In “Sparkle Boy,” young Casey loves sparkly things, but his older sister Jessie does not approve of his interest until an encounter with bullies helps her learn to accept and respect Casey for who he is.
Such stories increase students’ ability to understand the feelings of another person and how to interact with others in respectful and kind ways.
We set aside time after reading stories to consciously reflect on each topic, which not only deepens a story’s impact, but also leads to better comprehension and improved critical-thinking skills. Literature can teach students to recognize and manage their emotions, how to solve problems in a complicated situation, and how to practice self-care.
In order to practice self-care, students need a safe space, one where they feel comfortable talking about their personal experiences or difficult emotions with people they trust. In our grade 3-6 cohort, we use Restorative Justice Circles to open a dialogue among students and teachers and build relationships. These circles offer all students an opportunity to participate in a dialogue, share personal experiences or make connections, without pressure to feel "right" or make a decision.

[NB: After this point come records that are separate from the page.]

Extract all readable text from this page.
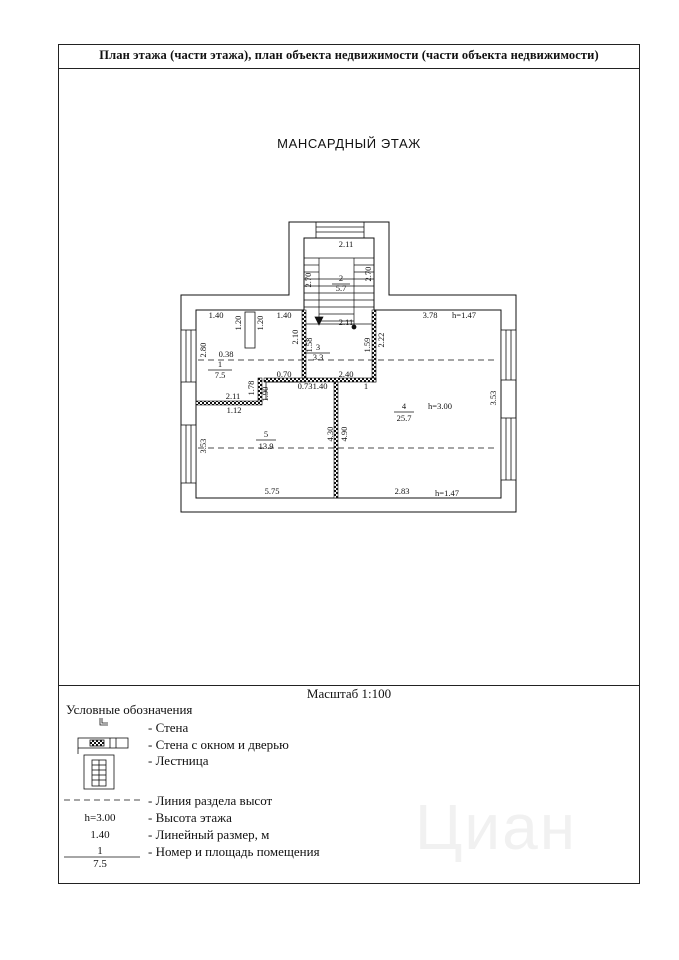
План этажа (части этажа), план объекта недвижимости (части объекта недвижимости)
МАНСАРДНЫЙ ЭТАЖ
2
5.7
3
3.3
4
25.7
5
13.9
1
7.5
h=1.47
h=3.00
h=1.47
2.11
1.40	1.40
2.11
3.78
0.38
0.70
0.73 1.40
2.40
1
2.11
1.12
5.75	2.83
2.70	2.70
1.20 1.20
2.80
2.10
1.58	1.59 2.22
1.78 1.90	3.53
3.53
4.30 4.90
Масштаб 1:100
Условные обозначения
- Стена
- Стена с окном и дверью
- Лестница
- Линия раздела высот
- Высота этажа
- Линейный размер, м
- Номер и площадь помещения
h=3.00
1.40
1
7.5
Циан
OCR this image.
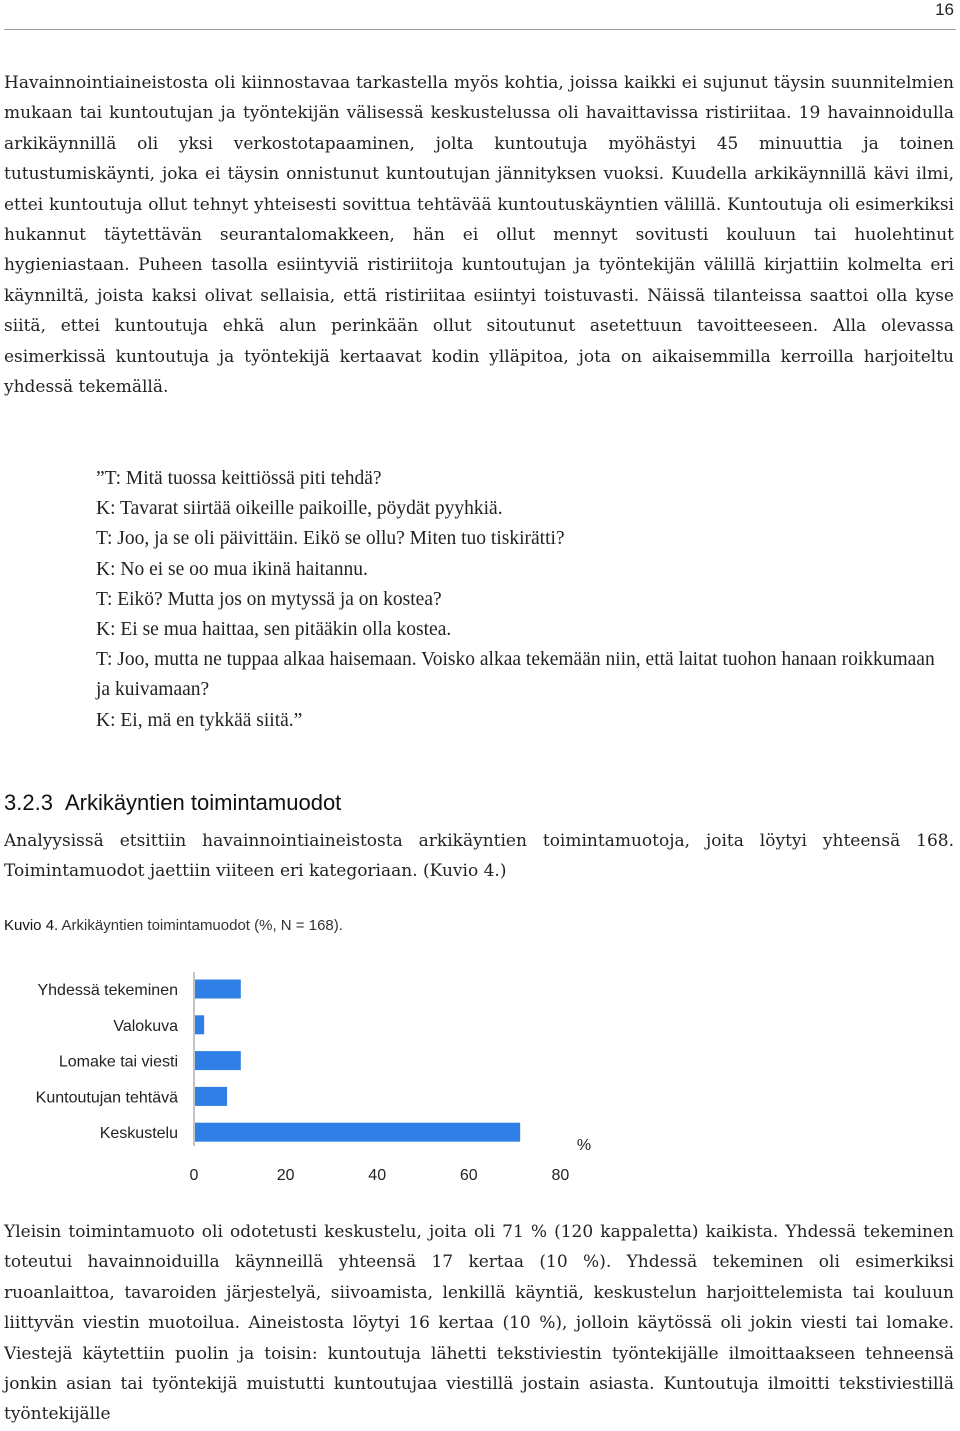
16

Havainnointiaineistosta oli kiinnostavaa tarkastella myös kohtia, joissa kaikki ei sujunut täysin suunnitelmien mukaan tai kuntoutujan ja työntekijän välisessä keskustelussa oli havaittavissa ristiriitaa. 19 havainnoidulla arkikäynnillä oli yksi verkostotapaaminen, jolta kuntoutuja myöhästyi 45 minuuttia ja toinen tutustumiskäynti, joka ei täysin onnistunut kuntoutujan jännityksen vuoksi. Kuudella arkikäynnillä kävi ilmi, ettei kuntoutuja ollut tehnyt yhteisesti sovittua tehtävää kuntoutuskäyntien välillä. Kuntoutuja oli esimerkiksi hukannut täytettävän seurantalomakkeen, hän ei ollut mennyt sovitusti kouluun tai huolehtinut hygieniastaan. Puheen tasolla esiintyviä ristiriitoja kuntoutujan ja työntekijän välillä kirjattiin kolmelta eri käynniltä, joista kaksi olivat sellaisia, että ristiriitaa esiintyi toistuvasti. Näissä tilanteissa saattoi olla kyse siitä, ettei kuntoutuja ehkä alun perinkään ollut sitoutunut asetettuun tavoitteeseen. Alla olevassa esimerkissä kuntoutuja ja työntekijä kertaavat kodin ylläpitoa, jota on aikaisemmilla kerroilla harjoiteltu yhdessä tekemällä.

”T: Mitä tuossa keittiössä piti tehdä?
K: Tavarat siirtää oikeille paikoille, pöydät pyyhkiä.
T: Joo, ja se oli päivittäin. Eikö se ollu? Miten tuo tiskirätti?
K: No ei se oo mua ikinä haitannu.
T: Eikö? Mutta jos on mytyssä ja on kostea?
K: Ei se mua haittaa, sen pitääkin olla kostea.
T: Joo, mutta ne tuppaa alkaa haisemaan. Voisko alkaa tekemään niin, että laitat tuohon hanaan roikkumaan ja kuivamaan?
K: Ei, mä en tykkää siitä.”
3.2.3 Arkikäyntien toimintamuodot

Analyysissä etsittiin havainnointiaineistosta arkikäyntien toimintamuotoja, joita löytyi yhteensä 168. Toimintamuodot jaettiin viiteen eri kategoriaan. (Kuvio 4.)

Kuvio 4. Arkikäyntien toimintamuodot (%, N = 168).

Yhdessä tekeminen
Valokuva
Lomake tai viesti
Kuntoutujan tehtävä
Keskustelu
0	20	40	60	80
%

Yleisin toimintamuoto oli odotetusti keskustelu, joita oli 71 % (120 kappaletta) kaikista. Yhdessä tekeminen toteutui havainnoiduilla käynneillä yhteensä 17 kertaa (10 %). Yhdessä tekeminen oli esimerkiksi ruoanlaittoa, tavaroiden järjestelyä, siivoamista, lenkillä käyntiä, keskustelun harjoittelemista tai kouluun liittyvän viestin muotoilua. Aineistosta löytyi 16 kertaa (10 %), jolloin käytössä oli jokin viesti tai lomake. Viestejä käytettiin puolin ja toisin: kuntoutuja lähetti tekstiviestin työntekijälle ilmoittaakseen tehneensä jonkin asian tai työntekijä muistutti kuntoutujaa viestillä jostain asiasta. Kuntoutuja ilmoitti tekstiviestillä työntekijälle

It looks a little different when we’re remote but it’s really met the moment over the past year. We have a set protocol for taking turns sharing your voice, or passing if you choose to. We also make time for mindfulness, meditation and deep breathing.
Teachers and staff aren’t immune from the stress and upheaval of the moment either. Our connection, empathy and support of one another is just as important as what we do for our students in this crisis. According to the National Child Traumatic Stress Network (NCTSN), it’s imperative that we also remember to practice self-care and connect in meaningful ways whether it's a virtual coffee break or lunch hour where we can check in with each other on how we’re feeling or even just talk about books we’re reading or shows we’re streaming. At Renaissance, we host a monthly game night for staff where we can unplug and have some fun. It’s necessary.
Lead By Example
Finally, as educators and adults, we can lead by example. Our students are watching and listening to us, so when we practice self-care, we’re showing them how they can take care of themselves as well. Going forward, relationships will be essential in keeping kids engaged and connected. If we neglect to prioritize SEL in our curriculum today, we will be unequipped to meet the varied needs of all of our students in our post-pandemic future.